I am trying to run a Spark job on a Kubernetes cluster and I need to add additional JARs required by my application (specifically JARs for Apache Iceberg and AWS SDK). Initially, I tried running my Spark job through spark-submit in cluster deploy mode and pointed the packages to be downloaded onto an NFS share so that both the driver and executors have access to it. Specifying the JARs in the network share as part of the extraClassPath option worked fine.
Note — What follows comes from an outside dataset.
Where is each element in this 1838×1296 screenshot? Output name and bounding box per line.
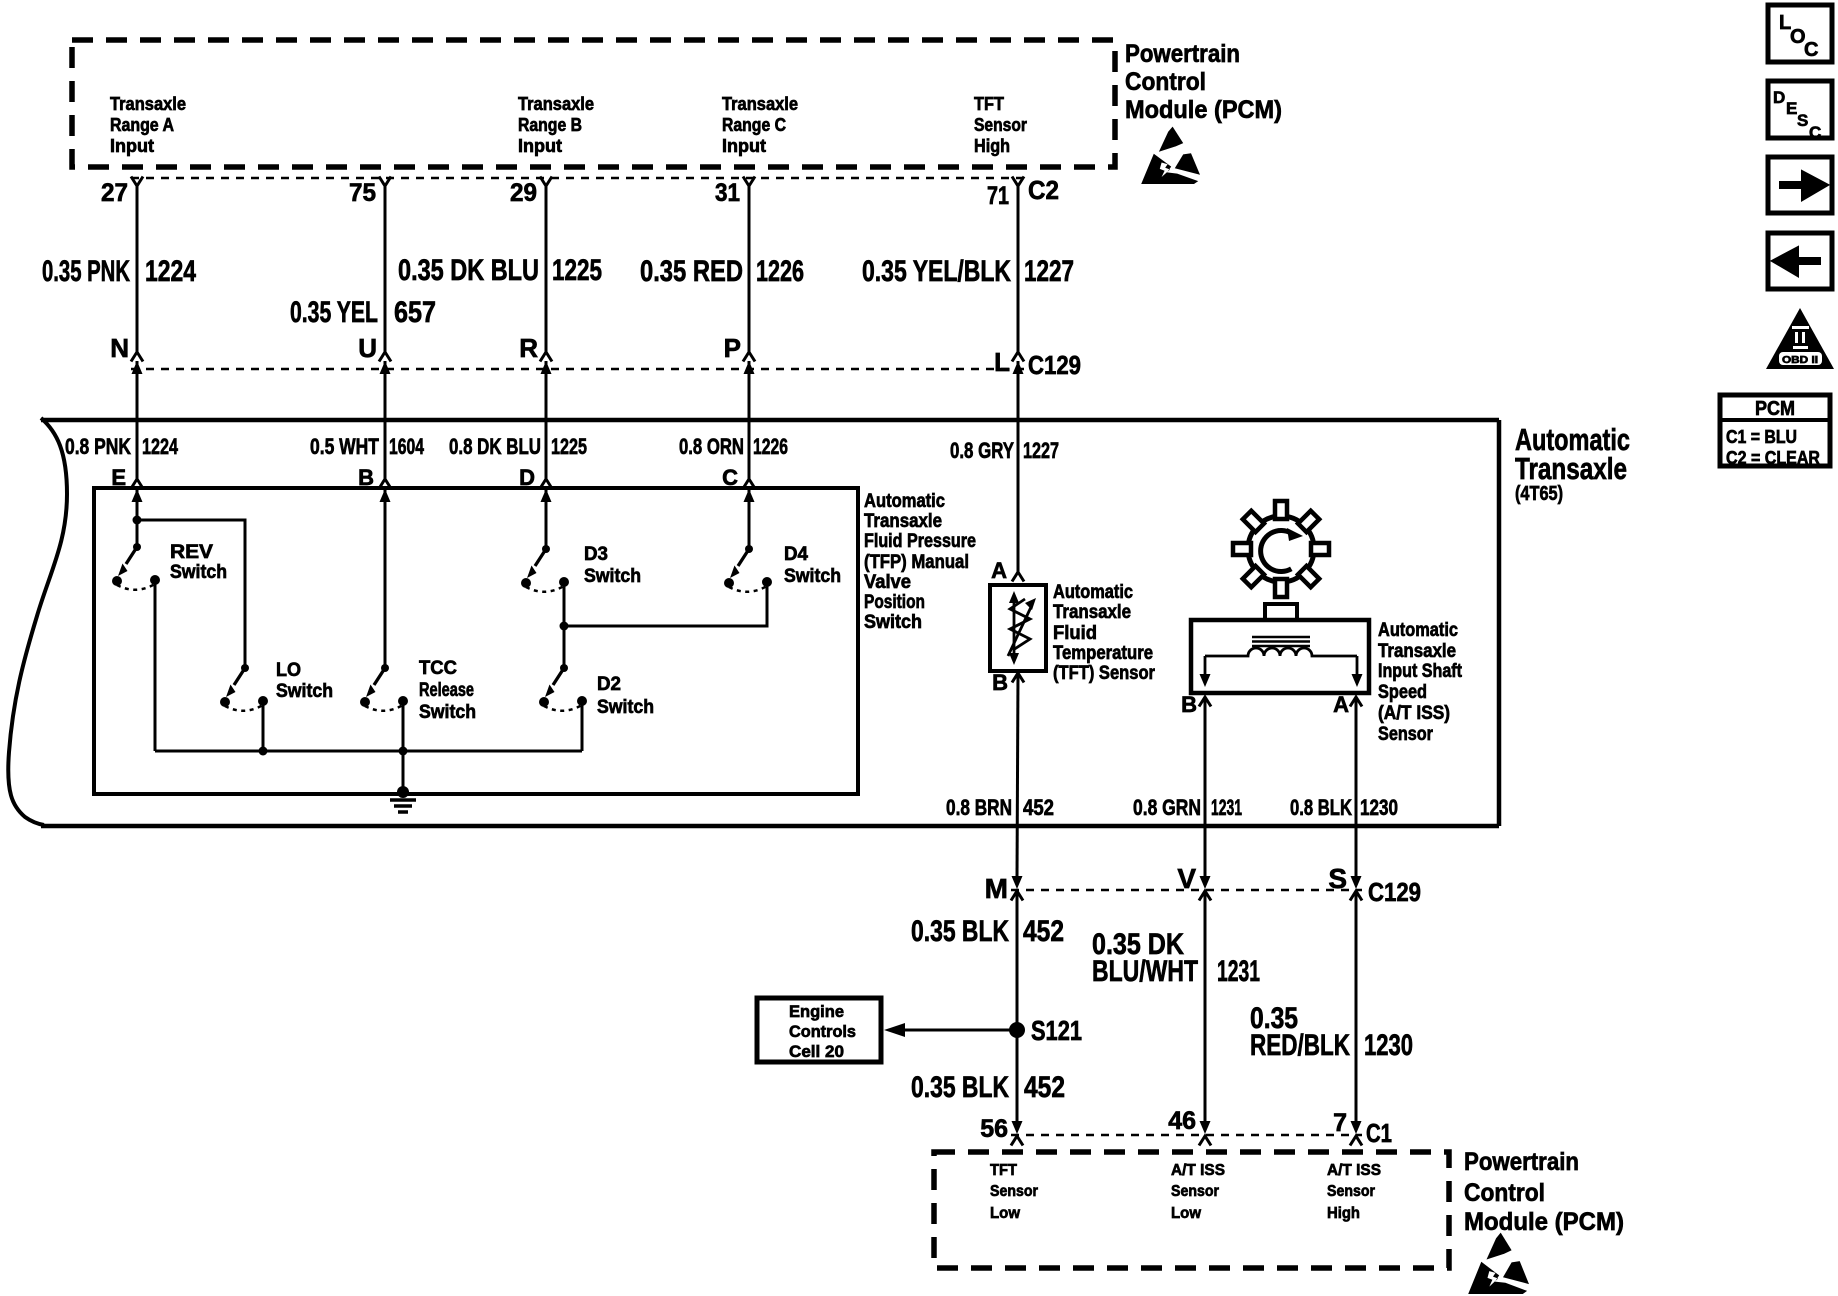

You can find the configuration for spark-submit below.
spark-submit \
--deploy-mode cluster --master k8s://https://10.164.64.27:6443 \
--conf spark.kubernetes.namespace=spark-cluster \
--conf spark.kubernetes.authenticate.driver.serviceAccountName=spark-sa \
--name $1 --conf spark.executor.instances=$2 \
--packages org.apache.spark:spark-sql-kafka-0-10_2.12:3.3.2,org.apache.iceberg:iceberg-spark-runtime-3.3_2.12:1.0.0,org.projectnessie:nessie-spark-extensions-3.3_2.12:0.44.0,software.amazon.awssdk:bundle:2.19.21,software.amazon.awssdk:url-connection-client:2.19.21 \
--conf spark.driver.extraJavaOptions=-Divy.cache.dir=/tmp/spark-data/ \
--conf spark.driver.extraJavaOptions=-Divy.home=/tmp/spark-data/ \
--conf spark.executor.extraJavaOptions=-Divy.cache.dir=/tmp/spark-data/ \
--conf spark.executor.extraJavaOptions=-Divy.home=/tmp/spark-data/ \
--conf spark.executor.extraClassPath=local:///tmp/spark-data/jars/* \
--conf spark.kubernetes.driver.container.image=apache/spark-py:v3.3.2 \
--conf spark.kubernetes.executor.container.image=apache/spark-py:v3.3.2 ${@:3}
Here the network share was loaded at /tmp/spark-data
Now, I am trying to deploy the same application in client mode (so that I can run the application in a Jupyter notebook). I was seeing that this worked fine, but was taking much longer to run in client mode. For example, the Spark job which was taking 4 seconds in cluster mode was now taking over 2 minutes. Digging a little deeper, we figured out the slow down was because the executors were now copying each JAR from the driver to the executor instead of using it directly from my network share as in cluster mode. I tried to build a Docker image as well with all the required JARs so that the drivers doesn't need to copy the JARs, but that didn't work either and the driver was still copying the JARs to the executors. Is there way to tell Spark to not copy the JARs in client mode and directly use the JARs on my network share or present locally on the Docker image?